Home > Uncategorized > At Empire State: Two Heads Are Not Better Than One (originally posted 2008)

At Empire State: Two Heads Are Not Better Than One (originally posted 2008)

At Empire State:   Two Heads Are Not Better Than One

By Stuart H. Brody

Originally Posted on www.empirepage.com/whataboutupstate.com in April 2008

In government, an idea sometimes takes hold that promises a rare breakthrough in efficiency.   The downstate/upstate split of leadership at the Empire State Development Corporation seemed to some like such an idea.  In implementing it, Eliot Spitzer intended to highlight the specific needs of Upstate and ensure they would be seriously addressed. 

He hired two accomplished professionals to do the job or, should I say, jobs:  Pat Foye, who recently resigned, was the Downstate representative, and Dan Gunderson still serves as the Upstate representative. 

From the standpoint of execution, the idea has been a disaster.  Empire State Development—the key development arm of the State–has been crippled by competing philosophies and internal power struggles.  Anyone who has had the remotest dealings with ESD understands that a once effective state agency has languished into dysfunction and distracting turf wars. 
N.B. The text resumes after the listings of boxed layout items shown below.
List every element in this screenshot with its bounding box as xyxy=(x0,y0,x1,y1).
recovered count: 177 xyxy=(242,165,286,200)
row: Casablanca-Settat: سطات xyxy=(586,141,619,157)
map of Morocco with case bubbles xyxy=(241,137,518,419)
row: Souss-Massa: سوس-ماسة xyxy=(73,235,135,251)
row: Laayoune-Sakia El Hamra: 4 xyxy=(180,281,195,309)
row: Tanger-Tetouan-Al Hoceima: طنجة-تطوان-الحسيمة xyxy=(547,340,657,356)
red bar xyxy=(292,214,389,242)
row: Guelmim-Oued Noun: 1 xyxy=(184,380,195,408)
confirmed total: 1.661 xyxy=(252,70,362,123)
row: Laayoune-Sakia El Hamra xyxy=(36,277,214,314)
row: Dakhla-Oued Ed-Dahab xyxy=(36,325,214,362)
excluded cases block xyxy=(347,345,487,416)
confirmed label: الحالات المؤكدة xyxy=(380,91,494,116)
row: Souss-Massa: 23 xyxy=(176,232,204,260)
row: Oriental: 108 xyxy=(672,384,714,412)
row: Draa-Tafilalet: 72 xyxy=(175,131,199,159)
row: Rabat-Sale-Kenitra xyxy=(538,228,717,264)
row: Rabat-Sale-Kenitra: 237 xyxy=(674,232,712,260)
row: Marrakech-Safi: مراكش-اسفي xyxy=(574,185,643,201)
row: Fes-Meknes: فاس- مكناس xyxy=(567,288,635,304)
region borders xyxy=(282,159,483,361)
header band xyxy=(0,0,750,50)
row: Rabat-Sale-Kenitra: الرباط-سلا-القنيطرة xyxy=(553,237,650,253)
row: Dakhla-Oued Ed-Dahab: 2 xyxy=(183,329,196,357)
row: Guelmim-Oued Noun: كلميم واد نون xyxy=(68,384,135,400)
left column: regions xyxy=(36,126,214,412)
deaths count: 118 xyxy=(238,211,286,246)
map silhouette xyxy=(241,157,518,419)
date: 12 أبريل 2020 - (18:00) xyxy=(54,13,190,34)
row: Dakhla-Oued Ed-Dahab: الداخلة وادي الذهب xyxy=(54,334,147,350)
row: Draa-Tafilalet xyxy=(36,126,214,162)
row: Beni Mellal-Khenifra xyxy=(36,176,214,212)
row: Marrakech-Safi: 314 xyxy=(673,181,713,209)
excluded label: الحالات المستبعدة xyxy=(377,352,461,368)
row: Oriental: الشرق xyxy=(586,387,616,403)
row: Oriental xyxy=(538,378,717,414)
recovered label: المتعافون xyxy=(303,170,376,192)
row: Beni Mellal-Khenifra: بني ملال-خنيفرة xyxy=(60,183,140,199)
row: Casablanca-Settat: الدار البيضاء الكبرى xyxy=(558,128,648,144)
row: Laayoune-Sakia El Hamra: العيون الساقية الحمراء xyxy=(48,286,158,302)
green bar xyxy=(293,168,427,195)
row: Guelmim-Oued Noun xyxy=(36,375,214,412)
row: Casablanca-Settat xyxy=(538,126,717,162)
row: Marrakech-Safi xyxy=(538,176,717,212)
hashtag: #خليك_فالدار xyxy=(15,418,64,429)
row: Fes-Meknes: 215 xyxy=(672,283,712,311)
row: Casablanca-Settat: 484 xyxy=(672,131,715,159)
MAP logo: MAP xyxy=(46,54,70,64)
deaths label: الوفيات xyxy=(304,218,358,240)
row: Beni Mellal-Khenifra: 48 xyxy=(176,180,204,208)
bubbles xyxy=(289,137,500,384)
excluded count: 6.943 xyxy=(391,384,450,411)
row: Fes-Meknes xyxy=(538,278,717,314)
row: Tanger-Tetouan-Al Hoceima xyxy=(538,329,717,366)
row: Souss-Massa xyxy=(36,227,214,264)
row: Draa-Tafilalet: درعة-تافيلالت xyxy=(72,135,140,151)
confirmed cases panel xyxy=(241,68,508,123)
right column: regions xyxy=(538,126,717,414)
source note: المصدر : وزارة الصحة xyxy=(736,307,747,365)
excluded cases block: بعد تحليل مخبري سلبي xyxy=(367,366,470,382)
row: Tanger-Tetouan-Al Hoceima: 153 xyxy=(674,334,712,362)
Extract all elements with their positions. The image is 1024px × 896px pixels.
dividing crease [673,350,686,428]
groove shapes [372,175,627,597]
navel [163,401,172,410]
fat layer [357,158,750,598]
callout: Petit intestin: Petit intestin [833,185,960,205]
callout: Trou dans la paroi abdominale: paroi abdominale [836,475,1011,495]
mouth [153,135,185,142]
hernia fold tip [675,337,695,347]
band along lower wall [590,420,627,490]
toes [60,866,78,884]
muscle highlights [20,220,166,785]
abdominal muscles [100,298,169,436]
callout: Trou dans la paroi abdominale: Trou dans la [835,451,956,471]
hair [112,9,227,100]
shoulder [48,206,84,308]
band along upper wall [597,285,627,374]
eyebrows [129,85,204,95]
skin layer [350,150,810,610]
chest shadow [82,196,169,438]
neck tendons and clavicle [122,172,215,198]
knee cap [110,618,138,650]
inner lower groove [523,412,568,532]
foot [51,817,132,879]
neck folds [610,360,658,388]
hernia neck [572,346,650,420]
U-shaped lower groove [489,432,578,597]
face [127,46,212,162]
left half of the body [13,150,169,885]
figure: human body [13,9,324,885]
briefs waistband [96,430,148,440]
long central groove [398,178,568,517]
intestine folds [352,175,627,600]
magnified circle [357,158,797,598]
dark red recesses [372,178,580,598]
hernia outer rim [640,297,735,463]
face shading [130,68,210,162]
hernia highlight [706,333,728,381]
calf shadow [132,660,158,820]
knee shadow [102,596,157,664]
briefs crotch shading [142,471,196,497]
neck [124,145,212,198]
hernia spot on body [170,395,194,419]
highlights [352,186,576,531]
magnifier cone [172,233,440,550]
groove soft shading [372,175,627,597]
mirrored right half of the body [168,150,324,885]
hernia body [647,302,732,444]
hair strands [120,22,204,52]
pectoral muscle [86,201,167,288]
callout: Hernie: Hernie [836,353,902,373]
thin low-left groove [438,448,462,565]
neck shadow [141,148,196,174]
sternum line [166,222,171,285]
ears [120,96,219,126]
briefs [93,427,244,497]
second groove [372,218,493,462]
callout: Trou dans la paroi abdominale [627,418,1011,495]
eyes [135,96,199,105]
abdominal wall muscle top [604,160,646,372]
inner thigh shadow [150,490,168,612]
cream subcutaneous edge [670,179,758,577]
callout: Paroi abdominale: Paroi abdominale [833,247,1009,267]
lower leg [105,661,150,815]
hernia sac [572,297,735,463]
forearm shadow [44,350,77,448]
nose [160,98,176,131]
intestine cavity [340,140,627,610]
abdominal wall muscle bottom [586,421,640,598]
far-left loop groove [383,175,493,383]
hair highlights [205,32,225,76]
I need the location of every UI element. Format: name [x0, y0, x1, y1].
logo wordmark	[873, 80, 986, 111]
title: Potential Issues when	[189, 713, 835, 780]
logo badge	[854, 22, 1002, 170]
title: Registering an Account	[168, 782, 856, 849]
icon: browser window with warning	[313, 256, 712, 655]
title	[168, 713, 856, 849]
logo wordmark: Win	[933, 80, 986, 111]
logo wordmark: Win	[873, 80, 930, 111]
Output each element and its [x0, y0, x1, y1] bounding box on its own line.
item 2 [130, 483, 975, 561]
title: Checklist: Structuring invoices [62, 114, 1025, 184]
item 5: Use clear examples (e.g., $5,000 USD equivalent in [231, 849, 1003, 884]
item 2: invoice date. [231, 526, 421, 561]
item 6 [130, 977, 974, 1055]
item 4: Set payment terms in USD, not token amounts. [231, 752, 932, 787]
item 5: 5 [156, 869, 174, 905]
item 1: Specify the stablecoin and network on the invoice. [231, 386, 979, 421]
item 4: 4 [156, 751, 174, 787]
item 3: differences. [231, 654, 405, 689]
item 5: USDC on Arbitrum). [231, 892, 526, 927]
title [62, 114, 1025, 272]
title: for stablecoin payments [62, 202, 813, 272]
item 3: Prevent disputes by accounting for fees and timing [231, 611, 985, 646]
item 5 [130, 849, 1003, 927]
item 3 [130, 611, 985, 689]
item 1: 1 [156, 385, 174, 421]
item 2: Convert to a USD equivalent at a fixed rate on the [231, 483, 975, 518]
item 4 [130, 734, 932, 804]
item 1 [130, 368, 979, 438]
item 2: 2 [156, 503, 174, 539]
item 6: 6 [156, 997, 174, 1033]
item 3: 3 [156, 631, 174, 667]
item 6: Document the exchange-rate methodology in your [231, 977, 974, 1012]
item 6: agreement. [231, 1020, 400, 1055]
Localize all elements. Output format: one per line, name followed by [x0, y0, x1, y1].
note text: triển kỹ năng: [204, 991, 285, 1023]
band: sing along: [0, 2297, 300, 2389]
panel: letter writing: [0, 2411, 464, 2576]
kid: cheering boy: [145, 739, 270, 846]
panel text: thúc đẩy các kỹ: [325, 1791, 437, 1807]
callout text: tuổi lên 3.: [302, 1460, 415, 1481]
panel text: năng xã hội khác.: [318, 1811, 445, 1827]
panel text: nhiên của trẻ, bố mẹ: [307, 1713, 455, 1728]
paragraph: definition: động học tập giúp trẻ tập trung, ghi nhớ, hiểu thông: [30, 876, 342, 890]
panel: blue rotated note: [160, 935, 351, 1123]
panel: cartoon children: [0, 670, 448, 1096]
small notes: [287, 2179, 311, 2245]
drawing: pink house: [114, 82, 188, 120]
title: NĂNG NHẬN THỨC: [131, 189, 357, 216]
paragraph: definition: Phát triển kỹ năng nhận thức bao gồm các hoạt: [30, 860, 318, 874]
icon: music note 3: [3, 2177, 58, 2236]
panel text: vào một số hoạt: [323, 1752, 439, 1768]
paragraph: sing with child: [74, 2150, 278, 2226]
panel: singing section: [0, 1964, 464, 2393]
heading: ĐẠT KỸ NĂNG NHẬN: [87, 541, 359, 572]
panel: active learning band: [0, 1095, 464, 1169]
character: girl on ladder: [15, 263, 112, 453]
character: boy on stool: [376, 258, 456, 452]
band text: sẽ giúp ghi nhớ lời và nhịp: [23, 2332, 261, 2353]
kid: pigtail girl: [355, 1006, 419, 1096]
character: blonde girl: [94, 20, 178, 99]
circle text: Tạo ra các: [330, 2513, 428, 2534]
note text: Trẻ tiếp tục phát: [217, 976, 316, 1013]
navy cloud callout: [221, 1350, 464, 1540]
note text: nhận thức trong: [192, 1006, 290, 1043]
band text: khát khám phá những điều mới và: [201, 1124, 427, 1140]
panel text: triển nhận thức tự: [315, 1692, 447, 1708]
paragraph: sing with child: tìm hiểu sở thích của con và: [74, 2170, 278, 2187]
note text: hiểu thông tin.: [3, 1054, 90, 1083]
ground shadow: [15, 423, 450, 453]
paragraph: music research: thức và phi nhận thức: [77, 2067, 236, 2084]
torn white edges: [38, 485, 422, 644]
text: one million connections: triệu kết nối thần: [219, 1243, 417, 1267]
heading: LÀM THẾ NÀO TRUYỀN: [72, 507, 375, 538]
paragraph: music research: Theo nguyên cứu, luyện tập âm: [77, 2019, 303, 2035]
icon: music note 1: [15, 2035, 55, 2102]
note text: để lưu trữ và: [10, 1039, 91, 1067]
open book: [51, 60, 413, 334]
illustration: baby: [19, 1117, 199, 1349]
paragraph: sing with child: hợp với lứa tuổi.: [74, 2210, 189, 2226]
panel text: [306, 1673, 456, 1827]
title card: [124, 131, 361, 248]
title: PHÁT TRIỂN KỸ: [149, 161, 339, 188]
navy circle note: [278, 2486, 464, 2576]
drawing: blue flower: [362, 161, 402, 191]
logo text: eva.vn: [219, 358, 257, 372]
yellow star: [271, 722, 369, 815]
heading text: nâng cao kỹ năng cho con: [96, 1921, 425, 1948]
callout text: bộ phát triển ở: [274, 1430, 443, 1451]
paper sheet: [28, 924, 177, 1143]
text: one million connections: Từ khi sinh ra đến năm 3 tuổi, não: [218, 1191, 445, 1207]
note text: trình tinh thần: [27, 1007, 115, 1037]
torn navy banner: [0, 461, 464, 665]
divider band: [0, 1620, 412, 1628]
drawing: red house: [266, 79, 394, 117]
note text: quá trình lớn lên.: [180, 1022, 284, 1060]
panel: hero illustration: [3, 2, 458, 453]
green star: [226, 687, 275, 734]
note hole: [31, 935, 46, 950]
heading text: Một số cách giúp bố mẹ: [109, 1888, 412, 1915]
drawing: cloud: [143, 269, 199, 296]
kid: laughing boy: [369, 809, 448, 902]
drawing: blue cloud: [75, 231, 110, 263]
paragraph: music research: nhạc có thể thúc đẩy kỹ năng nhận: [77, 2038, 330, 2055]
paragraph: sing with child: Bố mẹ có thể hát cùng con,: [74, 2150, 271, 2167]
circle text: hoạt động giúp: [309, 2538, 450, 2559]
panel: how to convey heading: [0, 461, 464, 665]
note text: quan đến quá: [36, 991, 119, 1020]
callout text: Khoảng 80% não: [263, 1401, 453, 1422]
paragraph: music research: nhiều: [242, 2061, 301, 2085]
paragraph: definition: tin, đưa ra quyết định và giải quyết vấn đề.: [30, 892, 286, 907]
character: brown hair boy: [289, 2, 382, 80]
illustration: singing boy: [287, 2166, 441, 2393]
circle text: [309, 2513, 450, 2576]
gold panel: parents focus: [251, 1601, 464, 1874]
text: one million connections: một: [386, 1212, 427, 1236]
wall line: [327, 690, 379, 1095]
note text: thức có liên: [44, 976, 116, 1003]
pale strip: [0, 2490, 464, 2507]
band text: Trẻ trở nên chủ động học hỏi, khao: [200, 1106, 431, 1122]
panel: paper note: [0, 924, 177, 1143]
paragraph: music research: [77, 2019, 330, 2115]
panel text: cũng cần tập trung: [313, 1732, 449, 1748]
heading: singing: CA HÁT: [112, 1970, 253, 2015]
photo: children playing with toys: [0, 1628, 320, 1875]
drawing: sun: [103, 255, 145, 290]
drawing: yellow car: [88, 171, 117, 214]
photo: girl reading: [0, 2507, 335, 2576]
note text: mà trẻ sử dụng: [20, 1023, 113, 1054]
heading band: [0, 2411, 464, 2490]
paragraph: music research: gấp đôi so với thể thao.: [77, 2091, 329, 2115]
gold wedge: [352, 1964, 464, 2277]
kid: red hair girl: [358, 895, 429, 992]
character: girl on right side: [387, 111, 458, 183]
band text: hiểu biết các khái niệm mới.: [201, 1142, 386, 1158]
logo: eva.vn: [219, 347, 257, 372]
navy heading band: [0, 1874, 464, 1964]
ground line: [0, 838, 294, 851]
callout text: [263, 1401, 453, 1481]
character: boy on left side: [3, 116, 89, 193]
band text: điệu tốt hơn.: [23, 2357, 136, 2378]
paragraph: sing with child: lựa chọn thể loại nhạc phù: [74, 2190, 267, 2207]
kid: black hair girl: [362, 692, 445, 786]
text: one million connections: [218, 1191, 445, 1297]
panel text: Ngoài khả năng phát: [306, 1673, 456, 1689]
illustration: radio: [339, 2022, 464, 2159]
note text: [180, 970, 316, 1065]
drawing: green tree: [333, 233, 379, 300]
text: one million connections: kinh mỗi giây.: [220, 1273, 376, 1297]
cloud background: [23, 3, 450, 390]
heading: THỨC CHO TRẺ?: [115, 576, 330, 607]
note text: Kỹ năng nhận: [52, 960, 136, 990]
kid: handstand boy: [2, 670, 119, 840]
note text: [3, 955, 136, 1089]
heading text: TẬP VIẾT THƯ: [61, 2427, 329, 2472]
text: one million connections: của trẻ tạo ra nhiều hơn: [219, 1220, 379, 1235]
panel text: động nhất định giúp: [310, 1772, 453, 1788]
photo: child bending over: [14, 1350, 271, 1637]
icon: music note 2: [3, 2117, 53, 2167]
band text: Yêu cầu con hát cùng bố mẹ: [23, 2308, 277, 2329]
Yet, in an uncommonly fierce challenge, Unshackle New York and other Upstate advocacy groups have roundly criticized Governor Paterson’s decision to combine ESD efforts in to one leader.  Surely, these groups which have been so thoughtful, committed and accomplished in the service of Upstate, are aware of what’s going on at ESD.  Yet, they are calling out the militia in service of the wrong war.

The battle is not the number of heads at ESD, it’s the strength of the voice.  Far too often, as Upstate leaders know, the rhetoric from Downstaters has been patronizing, cliché driven and uninformed, but not from this Governor.   As Senator, then Lt. Governor, David Paterson has demonstrated both understanding of and commitment to Upstate challenges and has traveled extensively to assert both. 

As Governor, he has reemphasized his commitment to the Upstate Revitalization Fund, property tax reform, regionalization of economic development, environmental vigilance, Wicks law revision, energy reform and a host of other important Upstate concerns.   This record entitles him to deference in his organizational preference for one leader as well as  his choice of leader

While the idea of a powerful head of upstate development is symbolically attractive, it is largely a vacant gesture if ESD as a whole is not working affectively.   Clinging to a symbol which does not serve the cause it symbolizes is neither good strategy nor sound policy.  

As a fall back position, some groups have called for Dan Gunderson’s selection as the sole leader of ESD.  Dan Gunderson, coming to New York from Pennsylvania tirelessly traversed Upstate to gain an understanding of its issues, and has succeeded by most accounts admirably.  How ironic it would then be to dilute that focus by shifting him to the state-wide role.

This sudden flare-up over ESD leadership is a negative signal to New York and out-of-state business interests who must wonder what the fuss is about over implementing a standard business practice of consolidating executive power in one leader. 

After all, it’s the buck that stops at the second floor, not two 50 cent pieces.